The Freud Scenario by Jean-Paul Sartre; edited by J.-B. Pontalis; translated from the French by Quintin Hoare (University of Chicago: $24.95)
Nothing so intrigues the imagination as fanciful meetings between great minds: What if Caesar talked with Einstein? How would Jane Austen react to Darwin? With the recent discovery and publication of Jean-Paul Sartre's screenplay about Sigmund Freud, such a match (if rather one-sided) is now available.
Most film buffs are familiar with John Huston's 1961 production "Freud," starring Montgomery Clift. What most of us did not know was that the original screenplay was penned by that once ardent anti-Freudian, Jean-Paul Sartre.
In 1958, Sartre began a monumental effort to depict Freud as a passionate sojourner, searching for the truth in his relationship to his father and father-figures, forever striving to understand the bewildering patterns of human emotions so that he might better understand himself. Sartre writes in the initial treatment: "The subject of the scenario is really: a man sets about knowing others because he sees this as the only way of getting to know himself; he realizes he must carry out his research upon others and upon himself simultaneously."
Over Page Limit
Huston was delighted with this depiction of Freud, and Sartre was instructed to proceed with the screenplay. Unfortunately, Sartre's enthusiasm carried him over the page limit for a feature film (to 383 pages!). When Huston responded with the requisite cuts, Sartre balked, rewriting an even longer script. At his point Hollywood exited, leaving Sartre's treatment and both versions of his screenplay to languish amid his papers for 25 years until their recent rediscovery.
Compiled into one volume, edited by J.-B. Pontalis and translated elegantly by Quintin Hoare, the book is a marvel, at once revealing insight into Freud the man, Sartre's relationship to Freudian psychoanalysis, and the modifications and transformations inherent in the screenwriting process. Freud becomes a character whose verisimilitude is based on the reader's previous acquaintance with literal biographical material and with the personal traces Freud himself left behind in his work. Like many of Sartre's literary characters, Freud is a man attached to and repelled by his father. Psychoanalysis, it seems, is almost a byproduct of Freud's quest to dispel his own disquieting filial stance.

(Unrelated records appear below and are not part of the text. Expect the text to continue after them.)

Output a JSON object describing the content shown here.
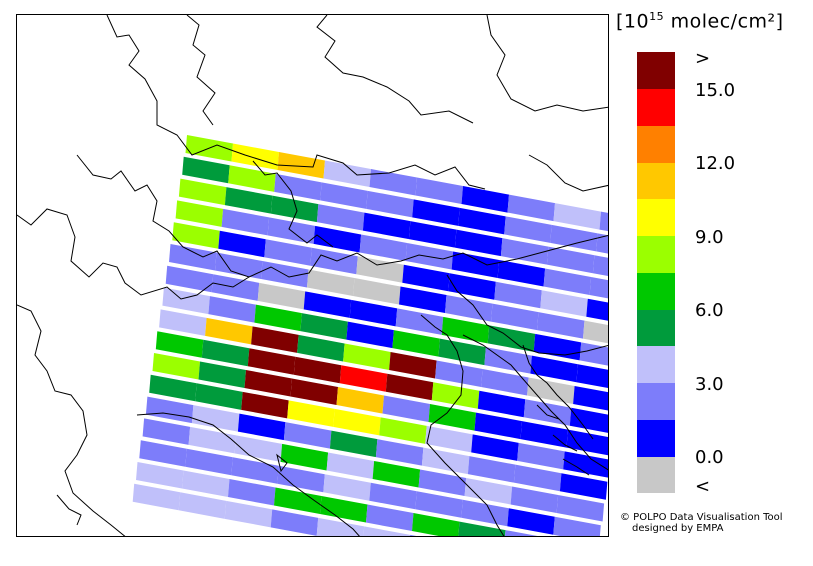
{
  "legend": {
    "unit_prefix": "[10",
    "unit_exp": "15",
    "unit_suffix": " molec/cm²]",
    "colors": [
      "#c8c8c8",
      "#0000ff",
      "#7d7dfa",
      "#c0c0fa",
      "#009b3c",
      "#00c800",
      "#9bff00",
      "#ffff00",
      "#ffc800",
      "#ff8000",
      "#ff0000",
      "#800000"
    ],
    "ticks": {
      "top": ">",
      "t15": "15.0",
      "t12": "12.0",
      "t9": "9.0",
      "t6": "6.0",
      "t3": "3.0",
      "t0": "0.0",
      "bottom": "<"
    }
  },
  "credit": {
    "line1": "© POLPO Data Visualisation Tool",
    "line2": "designed by EMPA"
  },
  "map": {
    "rows": [
      [
        "#9bff00",
        "#ffff00",
        "#ffc800",
        "#c0c0fa",
        "#7d7dfa",
        "#7d7dfa",
        "#0000ff",
        "#7d7dfa",
        "#c0c0fa",
        "#7d7dfa"
      ],
      [
        "#009b3c",
        "#9bff00",
        "#7d7dfa",
        "#7d7dfa",
        "#7d7dfa",
        "#0000ff",
        "#0000ff",
        "#7d7dfa",
        "#7d7dfa",
        "#7d7dfa"
      ],
      [
        "#9bff00",
        "#009b3c",
        "#009b3c",
        "#7d7dfa",
        "#0000ff",
        "#0000ff",
        "#0000ff",
        "#7d7dfa",
        "#7d7dfa",
        "#7d7dfa"
      ],
      [
        "#9bff00",
        "#7d7dfa",
        "#7d7dfa",
        "#0000ff",
        "#7d7dfa",
        "#7d7dfa",
        "#0000ff",
        "#0000ff",
        "#7d7dfa",
        "#7d7dfa"
      ],
      [
        "#9bff00",
        "#0000ff",
        "#7d7dfa",
        "#7d7dfa",
        "#c8c8c8",
        "#0000ff",
        "#0000ff",
        "#7d7dfa",
        "#c0c0fa",
        "#0000ff"
      ],
      [
        "#7d7dfa",
        "#7d7dfa",
        "#7d7dfa",
        "#c8c8c8",
        "#c8c8c8",
        "#0000ff",
        "#7d7dfa",
        "#7d7dfa",
        "#7d7dfa",
        "#c8c8c8"
      ],
      [
        "#7d7dfa",
        "#7d7dfa",
        "#c8c8c8",
        "#0000ff",
        "#0000ff",
        "#7d7dfa",
        "#00c800",
        "#009b3c",
        "#0000ff",
        "#7d7dfa"
      ],
      [
        "#c0c0fa",
        "#7d7dfa",
        "#00c800",
        "#009b3c",
        "#0000ff",
        "#00c800",
        "#009b3c",
        "#7d7dfa",
        "#0000ff",
        "#0000ff"
      ],
      [
        "#c0c0fa",
        "#ffc800",
        "#800000",
        "#009b3c",
        "#9bff00",
        "#800000",
        "#7d7dfa",
        "#7d7dfa",
        "#c8c8c8",
        "#0000ff"
      ],
      [
        "#00c800",
        "#009b3c",
        "#800000",
        "#800000",
        "#ff0000",
        "#800000",
        "#9bff00",
        "#0000ff",
        "#7d7dfa",
        "#0000ff"
      ],
      [
        "#9bff00",
        "#009b3c",
        "#800000",
        "#800000",
        "#ffc800",
        "#7d7dfa",
        "#00c800",
        "#0000ff",
        "#0000ff",
        "#0000ff"
      ],
      [
        "#009b3c",
        "#009b3c",
        "#800000",
        "#ffff00",
        "#ffff00",
        "#9bff00",
        "#c0c0fa",
        "#0000ff",
        "#7d7dfa",
        "#0000ff"
      ],
      [
        "#7d7dfa",
        "#c0c0fa",
        "#0000ff",
        "#7d7dfa",
        "#009b3c",
        "#7d7dfa",
        "#c0c0fa",
        "#7d7dfa",
        "#7d7dfa",
        "#0000ff"
      ],
      [
        "#7d7dfa",
        "#c0c0fa",
        "#c0c0fa",
        "#00c800",
        "#c0c0fa",
        "#00c800",
        "#7d7dfa",
        "#c0c0fa",
        "#7d7dfa",
        "#7d7dfa"
      ],
      [
        "#7d7dfa",
        "#7d7dfa",
        "#7d7dfa",
        "#7d7dfa",
        "#c0c0fa",
        "#7d7dfa",
        "#7d7dfa",
        "#7d7dfa",
        "#0000ff",
        "#7d7dfa"
      ],
      [
        "#c0c0fa",
        "#c0c0fa",
        "#7d7dfa",
        "#00c800",
        "#00c800",
        "#7d7dfa",
        "#00c800",
        "#009b3c",
        "#7d7dfa",
        "#7d7dfa"
      ],
      [
        "#c0c0fa",
        "#c0c0fa",
        "#c0c0fa",
        "#7d7dfa",
        "#c0c0fa",
        "#c0c0fa",
        "#7d7dfa",
        "#009b3c",
        "#c0c0fa",
        "#c0c0fa"
      ]
    ]
  }
}
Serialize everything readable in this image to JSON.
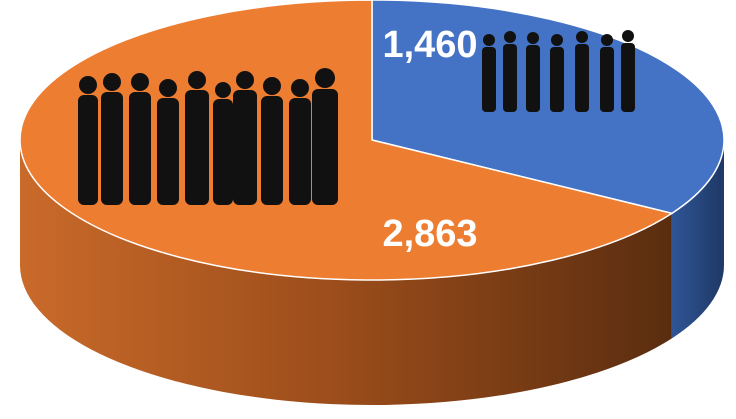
{
  "chart_data": {
    "type": "pie",
    "values": [
      1460,
      2863
    ],
    "value_labels": [
      "1,460",
      "2,863"
    ],
    "colors": [
      "#4472c4",
      "#ed7d31"
    ]
  }
}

Sartre's Freud is also, however, humorous, gentle and wise; the self-effacing Freud so readily discernible in the footnotes of "The Interpretation of Dreams" lives explicitly in Sartre's engaging screenplay.
For the uninitiated, the screenplays themselves are terrific pieces of historical fiction. For those more familiar with Sartre's existential philosophy, the work is a scholarly necessity in the light it sheds on Sartre's supposedly unbroken animosity toward Freudian analysis. It is from his stance that the editor's preface becomes the most important though, unfortunately, the most disappointing segment of the book.
Pontalis is a French Freudian, and the co-author of a most respected psychoanalytic dictionary, "The Language of Psychoanalysis." He is eminently qualified to present and analyze Sartre's treatment of Sigmund Freud. Pontalis falls short, however, in a preface of a mere 10 pages in contextualizing the importance of Sartre's sympathetic view of Freudian psychoanalysis. By relying too heavily on the reader's prior knowledge of Sartre's theories, Pontalis robs his inherently convincing arguments regarding Sartre's change of heart of their potency. The questions raised and answered by the editor need fleshing out via footnotes or more extended definitions, so that those less familiar with Sartre's existentialism can grasp the screenplay's intellectual significance.
Finally, the volume is an excellent treatise on the transformation of a screenplay. By including the treatment, all of the first version, extracts from the second version, and a terrifically illuminating table tracking the differences among these texts, the editor provides the reader with an opportunity to follow the multifarious revisions of a typical screenplay.
In the light of Huston's film, the inclusions and exclusions of Sartre's work become even more intriguing and worthy of anaylsis, for the film is replete with scenes, images and characters originated by Sartre (who declined any screen credit), while at the same time it neglects some of the Sartrian script's most humorous moments.